Proper watering will enhance good production. Soak the soil thoroughly when watering, to a depth of at least one inch each week during the growing season. Sandy soils may require more frequent watering. Mulching 3-4 inches deep with herbicide-free grass clippings, weed-free straw, or other organic material will help retain soil moisture and help suppress weeds, decreasing the need for frequent cultivation.

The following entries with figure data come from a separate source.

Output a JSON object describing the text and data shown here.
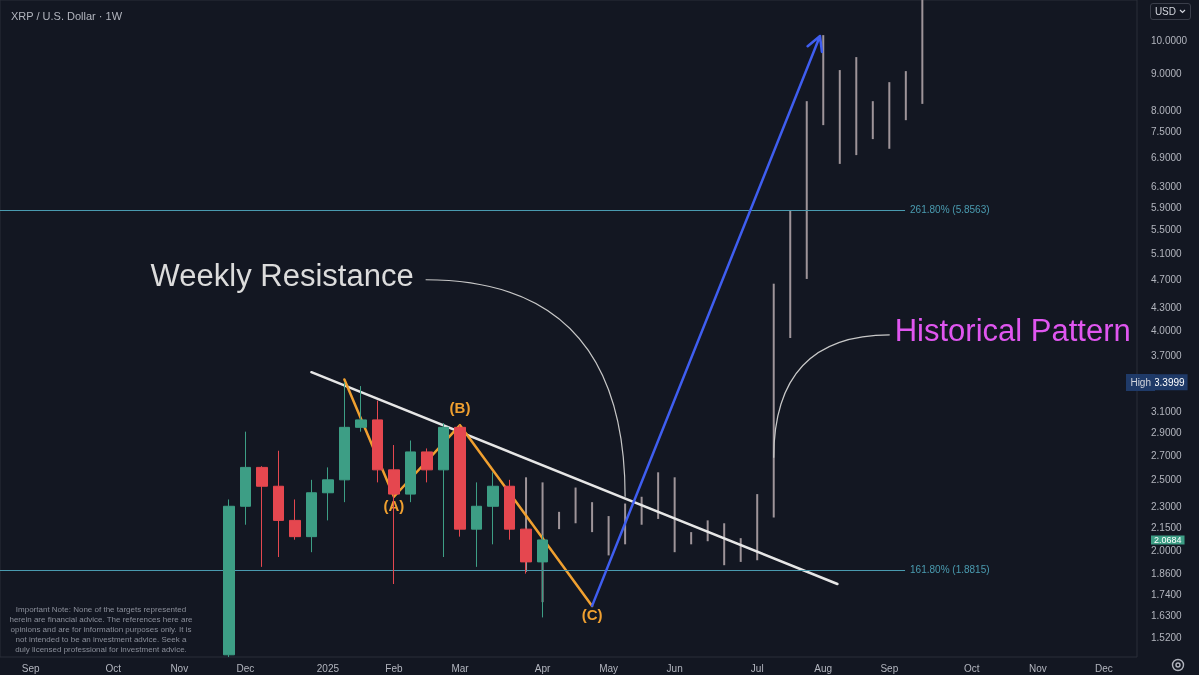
{
  "chart_data": {
    "type": "candlestick",
    "title": "XRP / U.S. Dollar · 1W",
    "log": true,
    "xlim": [
      "2024-08-20",
      "2025-12-15"
    ],
    "ylim": [
      1.43,
      11.35
    ],
    "xticks": [
      {
        "value": "2024-09-02",
        "label": "Sep"
      },
      {
        "value": "2024-10-07",
        "label": "Oct"
      },
      {
        "value": "2024-11-04",
        "label": "Nov"
      },
      {
        "value": "2024-12-02",
        "label": "Dec"
      },
      {
        "value": "2025-01-06",
        "label": "2025"
      },
      {
        "value": "2025-02-03",
        "label": "Feb"
      },
      {
        "value": "2025-03-03",
        "label": "Mar"
      },
      {
        "value": "2025-04-07",
        "label": "Apr"
      },
      {
        "value": "2025-05-05",
        "label": "May"
      },
      {
        "value": "2025-06-02",
        "label": "Jun"
      },
      {
        "value": "2025-07-07",
        "label": "Jul"
      },
      {
        "value": "2025-08-04",
        "label": "Aug"
      },
      {
        "value": "2025-09-01",
        "label": "Sep"
      },
      {
        "value": "2025-10-06",
        "label": "Oct"
      },
      {
        "value": "2025-11-03",
        "label": "Nov"
      },
      {
        "value": "2025-12-01",
        "label": "Dec"
      }
    ],
    "yticks": [
      {
        "value": 1.52,
        "label": "1.5200"
      },
      {
        "value": 1.63,
        "label": "1.6300"
      },
      {
        "value": 1.74,
        "label": "1.7400"
      },
      {
        "value": 1.86,
        "label": "1.8600"
      },
      {
        "value": 2,
        "label": "2.0000"
      },
      {
        "value": 2.0684,
        "label": "2.0684"
      },
      {
        "value": 2.15,
        "label": "2.1500"
      },
      {
        "value": 2.3,
        "label": "2.3000"
      },
      {
        "value": 2.5,
        "label": "2.5000"
      },
      {
        "value": 2.7,
        "label": "2.7000"
      },
      {
        "value": 2.9,
        "label": "2.9000"
      },
      {
        "value": 3.1,
        "label": "3.1000"
      },
      {
        "value": 3.3999,
        "label": "3.3999"
      },
      {
        "value": 3.7,
        "label": "3.7000"
      },
      {
        "value": 4,
        "label": "4.0000"
      },
      {
        "value": 4.3,
        "label": "4.3000"
      },
      {
        "value": 4.7,
        "label": "4.7000"
      },
      {
        "value": 5.1,
        "label": "5.1000"
      },
      {
        "value": 5.5,
        "label": "5.5000"
      },
      {
        "value": 5.9,
        "label": "5.9000"
      },
      {
        "value": 6.3,
        "label": "6.3000"
      },
      {
        "value": 6.9,
        "label": "6.9000"
      },
      {
        "value": 7.5,
        "label": "7.5000"
      },
      {
        "value": 8,
        "label": "8.0000"
      },
      {
        "value": 9,
        "label": "9.0000"
      },
      {
        "value": 10,
        "label": "10.0000"
      }
    ],
    "series": [
      {
        "x": [
          "2024-11-25",
          "2024-12-02",
          "2024-12-09",
          "2024-12-16",
          "2024-12-23",
          "2024-12-30",
          "2025-01-06",
          "2025-01-13",
          "2025-01-20",
          "2025-01-27",
          "2025-02-03",
          "2025-02-10",
          "2025-02-17",
          "2025-02-24",
          "2025-03-03",
          "2025-03-10",
          "2025-03-17",
          "2025-03-24",
          "2025-03-31",
          "2025-04-07"
        ],
        "ohlc": [
          [
            1.44,
            2.35,
            1.43,
            2.3
          ],
          [
            2.3,
            2.91,
            2.17,
            2.6
          ],
          [
            2.6,
            2.61,
            1.9,
            2.45
          ],
          [
            2.45,
            2.74,
            1.96,
            2.2
          ],
          [
            2.2,
            2.35,
            2.07,
            2.09
          ],
          [
            2.09,
            2.5,
            1.99,
            2.4
          ],
          [
            2.4,
            2.6,
            2.2,
            2.5
          ],
          [
            2.5,
            3.3999,
            2.33,
            2.95
          ],
          [
            2.95,
            3.36,
            2.91,
            3.02
          ],
          [
            3.02,
            3.21,
            2.48,
            2.58
          ],
          [
            2.58,
            2.79,
            1.8,
            2.39
          ],
          [
            2.39,
            2.83,
            2.33,
            2.73
          ],
          [
            2.73,
            2.76,
            2.48,
            2.58
          ],
          [
            2.58,
            2.99,
            1.96,
            2.95
          ],
          [
            2.95,
            2.97,
            2.09,
            2.14
          ],
          [
            2.14,
            2.48,
            1.9,
            2.3
          ],
          [
            2.3,
            2.56,
            2.04,
            2.45
          ],
          [
            2.45,
            2.5,
            2.07,
            2.14
          ],
          [
            2.14,
            2.15,
            1.86,
            1.93
          ],
          [
            1.93,
            2.1,
            1.62,
            2.0684
          ]
        ],
        "colors": [
          "#3d9e85",
          "#3d9e85",
          "#e5474f",
          "#e5474f",
          "#e5474f",
          "#3d9e85",
          "#3d9e85",
          "#3d9e85",
          "#3d9e85",
          "#e5474f",
          "#e5474f",
          "#3d9e85",
          "#e5474f",
          "#3d9e85",
          "#e5474f",
          "#3d9e85",
          "#3d9e85",
          "#e5474f",
          "#e5474f",
          "#3d9e85"
        ]
      },
      {
        "type": "bar",
        "color": "#9e9499",
        "x": [
          "2025-03-31",
          "2025-04-07",
          "2025-04-14",
          "2025-04-21",
          "2025-04-28",
          "2025-05-05",
          "2025-05-12",
          "2025-05-19",
          "2025-05-26",
          "2025-06-02",
          "2025-06-09",
          "2025-06-16",
          "2025-06-23",
          "2025-06-30",
          "2025-07-07",
          "2025-07-14",
          "2025-07-21",
          "2025-07-28",
          "2025-08-04",
          "2025-08-11",
          "2025-08-18",
          "2025-08-25",
          "2025-09-01",
          "2025-09-08",
          "2025-09-15"
        ],
        "base": [
          1.87,
          1.7,
          2.14,
          2.18,
          2.12,
          1.97,
          2.04,
          2.17,
          2.21,
          1.99,
          2.04,
          2.06,
          1.91,
          1.93,
          1.94,
          2.22,
          3.91,
          4.71,
          7.65,
          6.77,
          6.96,
          7.32,
          7.1,
          7.77,
          8.18
        ],
        "values": [
          0.65,
          0.78,
          0.12,
          0.26,
          0.21,
          0.26,
          0.28,
          0.2,
          0.35,
          0.53,
          0.08,
          0.14,
          0.27,
          0.15,
          0.45,
          2.42,
          1.93,
          3.54,
          2.51,
          2.33,
          2.52,
          0.93,
          1.66,
          1.3,
          3.17
        ]
      },
      {
        "type": "line",
        "color": "#e6e6e6",
        "x": [
          "2024-12-30",
          "2025-08-10"
        ],
        "values": [
          3.51,
          1.8
        ]
      },
      {
        "type": "line",
        "color": "#f0a030",
        "x": [
          "2025-01-13",
          "2025-02-03",
          "2025-03-03",
          "2025-04-28"
        ],
        "values": [
          3.43,
          2.37,
          2.97,
          1.68
        ],
        "value_labels": [
          null,
          "(A)",
          "(B)",
          "(C)"
        ]
      }
    ],
    "ref_lines": [
      {
        "axis": "y",
        "value": 5.8563,
        "label": "261.80% (5.8563)",
        "color": "#4a9bb0",
        "line_style": "solid"
      },
      {
        "axis": "y",
        "value": 1.8815,
        "label": "161.80% (1.8815)",
        "color": "#4a9bb0",
        "line_style": "solid"
      }
    ],
    "annotations": [
      {
        "text": "Weekly Resistance",
        "x": "2025-05-12",
        "y": 2.37
      },
      {
        "text": "Historical Pattern",
        "x": "2025-07-14",
        "y": 2.68
      },
      "Important Note: None of the targets represented herein are financial advice. The references here are opinions and are for information purposes only. It is not intended to be an investment advice. Seek a duly licensed professional for investment advice.",
      "USD",
      {
        "text": "High",
        "y": 3.3999
      }
    ]
  }
}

Frequent, shallow cultivation with a garden hoe or trowel will kill weeds before they become a problem. Leafy green roots are very close to the surface of the soil, so it is important not to cultivate too deeply. Cultivate just deeply enough to cut the weeds off below the surface of the soil. Be careful not to damage the leafy green plants when cultivating.
Harvest single leaves as soon as they reach a usable size. Spinach and some lettuce varieties can produce new leaves, especially if individual leaves are harvested at the "baby" stage, so multiple harvests are possible before the plants exhaust their resources. Alternatively, the whole plant can be removed by cutting it off at or just before the soil surface. Endive and escarole can be blanched before harvesting by placing a 4-8 inch cardboard disk or plate over the head 3 days before harvest. Flavor is best in leafy greens if harvested before the weather becomes hot and dry.
Leafy greens have few significant problems. When outdoor temperatures are high or day lengths long, they can "bolt", or form flowering stalks and seeds. When they start to bolt, leaves will generally become bitter and inedible, as energy produced in leaves are transferred to the flowers and seeds. Some varieties are more tolerant of hot weather than others.
High summer temperatures and uneven watering can also exacerbate tip burn in lettuce, in which leaf edges deteriorate. Remove leaves with tip burn before eating. Choose varieties with resistance to tip burn, and maintain even soil moisture during the growing season.
Flea beetles, little black "jumping" insects the size of a head of a pin that chew holes in leaves, can be a problem with leafy greens.
Cercospora leaf spot causes circular leaf spots with a reddish purple border and a white to tan center on Chard and beet leaves. Remove infected leaves from the garden and avoid sprinkler irrigation to reduce the spread of the disease.